Ein Großteil des Interviews wird jedoch einer der wohl einschneidendsten Enthüllungen der Dokureihe gewidmet. Denn Drake Bell – den viele wohl aus der Nickelodeon-Serie „Drake & Josh“ kennen, erzählte in der Dokureihe, dass er als Jugendlicher von einem Dialog-Coach am Set – Brian Peck – sexuell misshandelt wurde. Bell klagte sogar gegen den Coach, der zu 16 Monaten Haft verurteilt wurde. „Als Drake und ich uns unterhielten und er mir erzählte, was passiert war, war ich mehr am Boden zerstört als alles andere, was mir in meiner bisherigen Karriere widerfahren ist. Und ich sagte ihm: ‚Ich bin für dich da'“, so Schneider in dem Interview.
Nickelodeon-Serienmacher entschuldigt sich
Er selbst steht zwar nicht mit dem Missbrauch in Verbindung, in der Dokumentation kam jedoch die Kritik auf, dass Peck überhaupt einen Job bei Nickelodeon bekam. Doch Schneider betont: mit der Anstellung hatte er nichts zu tun! Schneider habe allerdings versucht, Peck und seine Mutter bei dem Prozess zu unterstützen und erklärte in dem Interview, dass er der Mutter sogar bei ihrer Rede für den Richter half. Eine Phase, die er als „wahrscheinlich dunkelste Zeit meiner Karriere“ bezeichnet.
Abschließend erklärt der Showrunner auch: „Es gibt definitiv Dinge, die ich anders machen würde. Das Wichtigste, was ich ändern würde, ist, wie ich mit den Leuten umgehe. Ich habe den Leuten definitiv manchmal nicht das Beste von mir gegeben, ich habe nicht genug Geduld gezeigt. Ich konnte übermütig sein und definitiv zu ehrgeizig, und manchmal einfach nur unhöflich und unausstehlich, und es tut mir leid, dass ich das jemals war.“
Kritik an Dan Schneider hält an
Schneider will also die Anschuldigungen entkräftigen und sich für einige Situationen entschuldigen. Online wird diese Entschuldigung jedoch nur teilweise angenommen. Denn viele betonen: dafür ist es zu spät. „Warum geben wir ihm eine Plattform?“, fragt etwa eine Userin. Viele betonen: Das Interview ist für den Nickelodeon- Showrunner ein PR-Move, bei dem er seine Seite zeigen kann, ohne dafür Konsequenzen zu tragen oder direkt Nachfragen beantworten zu müssen. Vor allem deshalb, weil das Gespräch mit einem seiner ehemaligen Mitarbeiter ist. Und im Gegensatz zu den zahlreichen Menschen, die in der Dokureihe offen gesprochen haben, dürfte dieser kein Problem mit Schneider haben. Denn wieder und wieder zeigt sich in dem Gespräch: Schneider bekommt eine Plattform; Nachfragen oder kritische Anmerkungen gibt es keine.

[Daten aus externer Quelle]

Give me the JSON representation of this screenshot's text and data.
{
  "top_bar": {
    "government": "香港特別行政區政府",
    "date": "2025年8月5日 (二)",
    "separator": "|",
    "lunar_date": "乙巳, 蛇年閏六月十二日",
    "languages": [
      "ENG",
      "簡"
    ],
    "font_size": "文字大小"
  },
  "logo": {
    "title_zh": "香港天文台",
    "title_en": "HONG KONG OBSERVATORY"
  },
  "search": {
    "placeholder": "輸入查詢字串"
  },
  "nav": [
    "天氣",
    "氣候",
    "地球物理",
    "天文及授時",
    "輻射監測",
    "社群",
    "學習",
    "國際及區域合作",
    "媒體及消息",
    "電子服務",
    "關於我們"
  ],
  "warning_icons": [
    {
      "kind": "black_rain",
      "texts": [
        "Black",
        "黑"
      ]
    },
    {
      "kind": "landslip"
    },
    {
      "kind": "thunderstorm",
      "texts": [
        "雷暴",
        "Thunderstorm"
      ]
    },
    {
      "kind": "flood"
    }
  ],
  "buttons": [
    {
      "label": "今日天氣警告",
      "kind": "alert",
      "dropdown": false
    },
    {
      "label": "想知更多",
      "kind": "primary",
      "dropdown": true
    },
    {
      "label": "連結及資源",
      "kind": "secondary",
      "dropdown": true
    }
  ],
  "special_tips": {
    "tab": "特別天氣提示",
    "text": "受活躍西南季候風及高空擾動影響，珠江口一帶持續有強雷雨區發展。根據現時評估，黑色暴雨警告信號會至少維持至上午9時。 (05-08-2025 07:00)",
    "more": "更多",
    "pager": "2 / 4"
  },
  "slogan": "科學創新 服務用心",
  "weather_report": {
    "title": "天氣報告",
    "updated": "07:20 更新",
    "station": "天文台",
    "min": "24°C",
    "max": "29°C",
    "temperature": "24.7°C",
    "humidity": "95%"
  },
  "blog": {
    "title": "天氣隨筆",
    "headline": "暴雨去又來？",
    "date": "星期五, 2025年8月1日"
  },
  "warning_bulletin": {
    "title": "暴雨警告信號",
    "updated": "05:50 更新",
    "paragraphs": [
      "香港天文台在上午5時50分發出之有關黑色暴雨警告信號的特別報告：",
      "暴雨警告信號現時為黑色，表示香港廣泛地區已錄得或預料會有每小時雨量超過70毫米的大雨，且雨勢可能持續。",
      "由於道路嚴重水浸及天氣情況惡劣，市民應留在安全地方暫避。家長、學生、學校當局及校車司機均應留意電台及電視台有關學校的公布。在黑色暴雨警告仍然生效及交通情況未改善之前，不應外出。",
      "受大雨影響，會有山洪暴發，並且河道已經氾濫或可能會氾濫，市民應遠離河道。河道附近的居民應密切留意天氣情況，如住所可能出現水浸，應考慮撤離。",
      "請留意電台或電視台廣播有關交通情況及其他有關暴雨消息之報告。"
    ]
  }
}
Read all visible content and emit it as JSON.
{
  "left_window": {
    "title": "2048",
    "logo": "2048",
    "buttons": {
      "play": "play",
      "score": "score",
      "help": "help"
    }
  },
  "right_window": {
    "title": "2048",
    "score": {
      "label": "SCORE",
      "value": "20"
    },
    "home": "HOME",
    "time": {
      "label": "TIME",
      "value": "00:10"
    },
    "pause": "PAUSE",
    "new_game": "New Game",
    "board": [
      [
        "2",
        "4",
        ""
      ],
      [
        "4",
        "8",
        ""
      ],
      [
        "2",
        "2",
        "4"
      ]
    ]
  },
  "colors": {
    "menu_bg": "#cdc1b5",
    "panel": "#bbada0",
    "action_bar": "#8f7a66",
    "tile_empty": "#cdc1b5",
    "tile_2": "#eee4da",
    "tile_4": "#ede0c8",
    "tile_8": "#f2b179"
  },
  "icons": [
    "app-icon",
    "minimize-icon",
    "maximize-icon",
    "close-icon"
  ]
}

„Das ist erbärmlich […] Er wird von einem Mann interviewt, den er zuvor angestellt hat“, kritisiert ein User online. Dieser „Bias“ des Interviews wird von vielen weiteren hervorgehoben. Sie wünschten sich stattdessen, Schneider hätte sich einem „richtigen“ Interview gestellt und die Fragen von kritischen Journalist:innen beantwortet. So, sind sich viele sicher, hätte das Gespräch nämlich einen ganz anderen Lauf genommen. Stattdessen bekam er jedoch die Chance, sich selbst zu inszenieren, behaupten einige.
Das zeigt sich auch mit Blick auf das Interview. Denn die Kommentare bei dem Youtube-Video sind deaktiviert. Kritik findet sich also ausschließlich in den Sozialen Medien und unter Reposts.